One of the things that has always struck me about Christ’s encounters with people in Scripture is the sheer abruptness with which they are willing to upend their entire lives.
Matthew is sitting in a tax collector’s booth. James and John are mending nets. Jesus walks by, asks them to come with Him, and off they go. My pastor attempted a few Sundays ago to give some context to the immediate enthusiasm of their response, explaining what it must have meant culturally and socially to these men for a Jewish teacher—a rabbi—to approach them with such an invitation, but even so: that’s an abrupt, life-changing yes!
Zacchaeus is in a tree, watching Jesus pass by, and then suddenly a dinner invitation prompts him to give his wealth to the poor and amend matters with everyone he’s ever wronged.
Thomas, who has loudly proclaimed his skepticism about the resurrection, sees the scars and makes a stunning shift: “My Lord and my God!”
Jesus inspires stunning change. Please pay careful attention to that sentence. Jesus inspires stunning change.
That doesn’t mean we humans always will, or should. And recognizing that is one of the greatest comforts and truths I’ve uncovered in the Christian life. I can’t change people. You can’t change people. We can’t change people.
Only Jesus can.
We all recognize it as common sense, and yet very few of us live this out in practice. We try to change people all the time. We
– push people to adopt the habits we know will be better for them, and grow frustrated when they fail
– try to debate and reason people into agreeing with us about something, then get irritated when they refuse to listen to reason
– threaten, cajole, and bribe people to behave in the ways that we want, then become frustrated when they don’t develop the motivation to behave that way on their own
– make rules to force people to do the things we want them to do and expect that eventually they will want those things naturally
On and on it goes. And it’s a source of much conflict in many relationships. We try to change people, they don’t change, and we either explode (at them, for their perceived failures) or implode (and blame ourselves, because we didn’t do enough to change it). We hope that with the right combination of incentive, punishment, encouragement, and reasonable argument, people will naturally do the things we want or hope or expect them to do. They don’t, and we lose it.
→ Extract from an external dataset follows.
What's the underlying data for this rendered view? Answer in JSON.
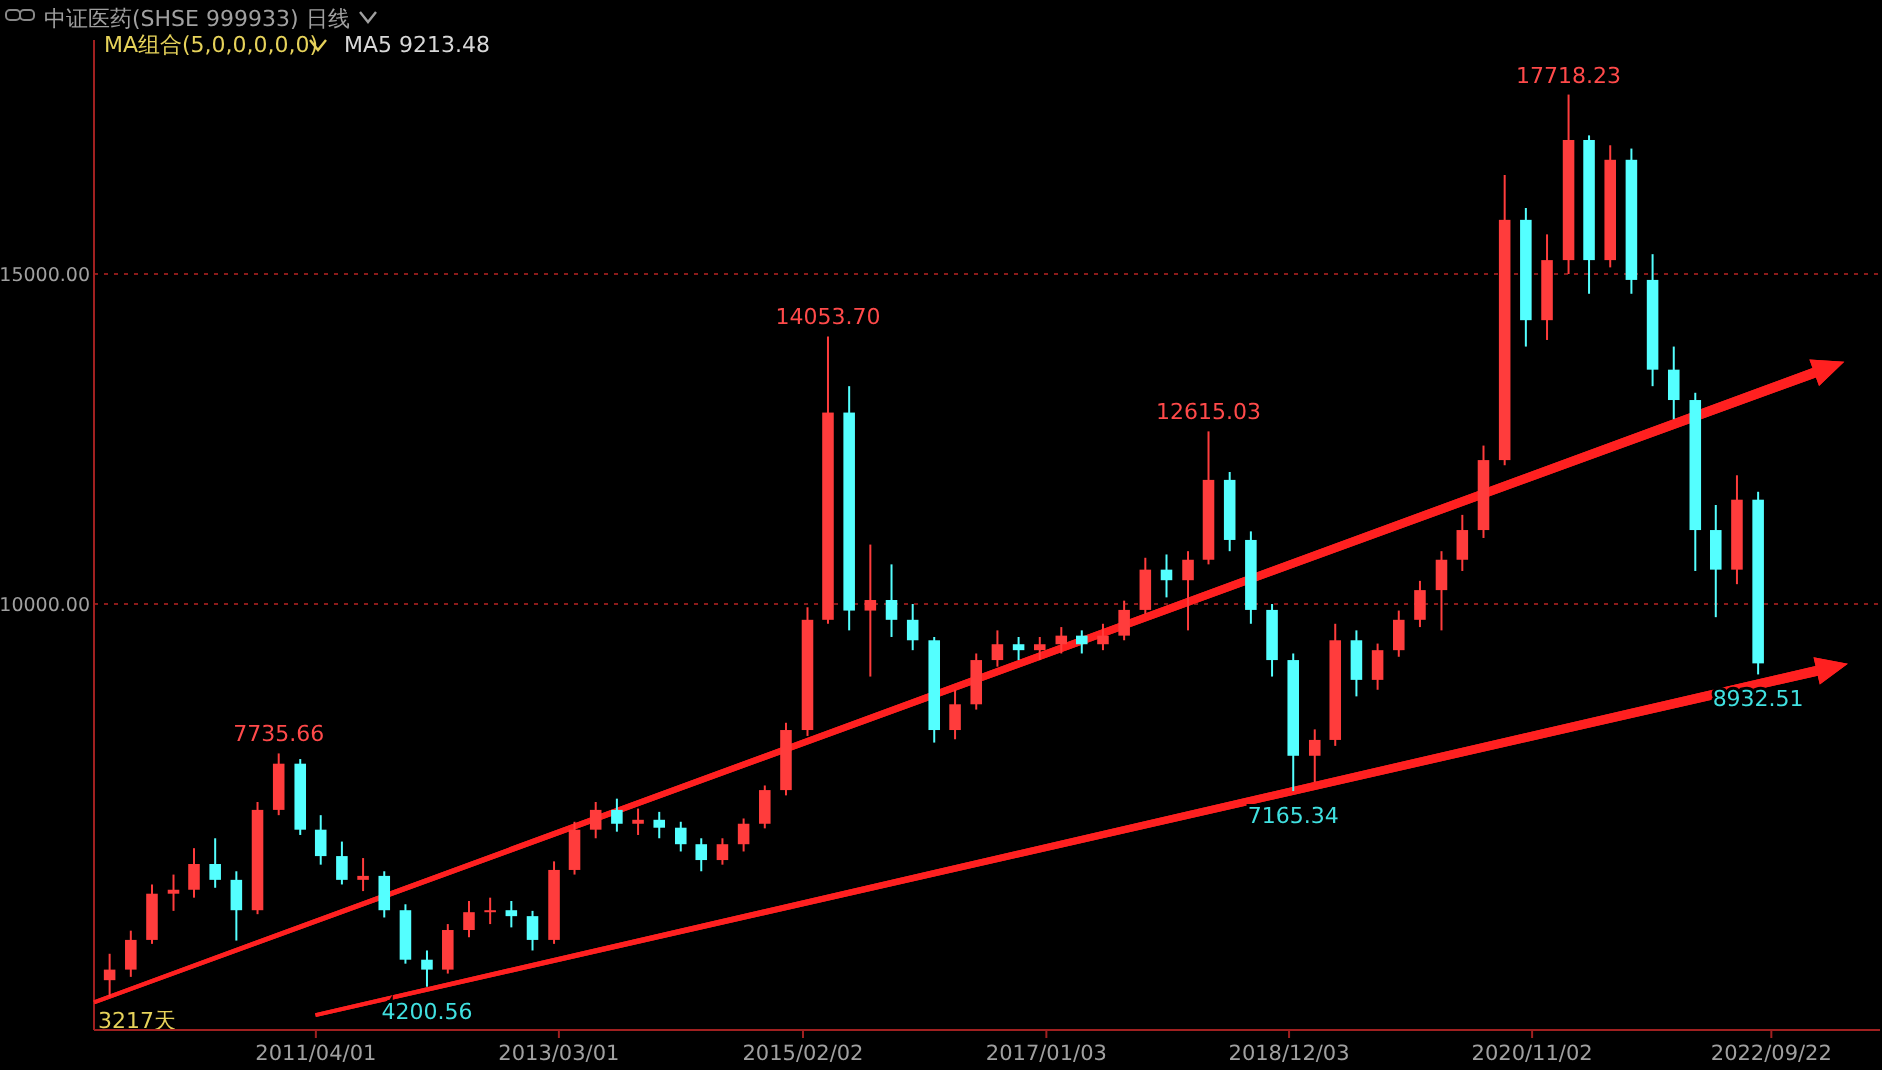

We fight. We argue. We resent. We wear ourselves out trying to alter the reality we don’t want to accept. But most of the time we refuse to believe the truth: we can’t change people.
Read advice columns for long enough and you’ll see the struggle written out, plain as day. How do I get my husband to stop leaving his socks on the floor? How do I make my mother be more loving? How do I get my best friend to see that she’s ruining her life? How do I talk my adult daughter out of dating a jerk?
Short answer: you can’t.
The reason all those transformations in Scripture are so striking is that God can affect instantaneous, shocking change in people. When people are willing to submit to Him, when they are willing to be changed (and that’s another important caveat), the results can be dramatic. But that transformation depends on God’s work always, and we can’t cause it on our own.
Many of us find that frustrating. We want to believe that if only we do x or say y we can bring about the result that we want. But in truth, our relative powerlessness should be comforting. If we acknowledge that we can’t change people, then all the pressure’s off. If no amount of doing or not-doing on our end can spark a transformation, we’re free to love people and serve them and leave the rest to God.
I have a friend I genuinely like. I have also struggled with her because she has no tact. None. Zero. Zilch. She has no sense of diplomacy or delicacy. Her statements are so blunt as to be shocking and, though they’re never uttered in malice, they’re sometimes hurtful. She is the type of person who will look at a cashier laboriously packing items into a bag and say, “Wow, that’s taking you forever.” She has looked at me before and said, “You’re too nice to people. You’re soft.”
I used to try to encourage her to soften her language a bit with others, frustrated by her defense that she “calls it like she sees it.” For a time, I tried to show her by example only to roll my eyes when she never understood it. But finally, I stopped. Because I can’t change her. God can, if she wants to be changed, but in the meantime my job is to love her as she is. Loud, abrasive ways and all. I’m called to love her even as I shake my head at her at the cash register and explain to the beleaguered cashier, “Please don’t feel rushed. We’ve got nowhere to be.”
The person that you struggle with—and you do, and you know exactly who it is—may or may not have a willingness to change. But God will determine that, and God is the only one who can do the transformative work of change in people—not just abruptly, but also subtly and over time. Laying down your frustration, your resentment, and your irritation over what people do or don’t—what you can or can’t make them do or not do—is an acknowledgement of God’s sovereignty and of your own failings, too, and the transformative power of grace to redeem them.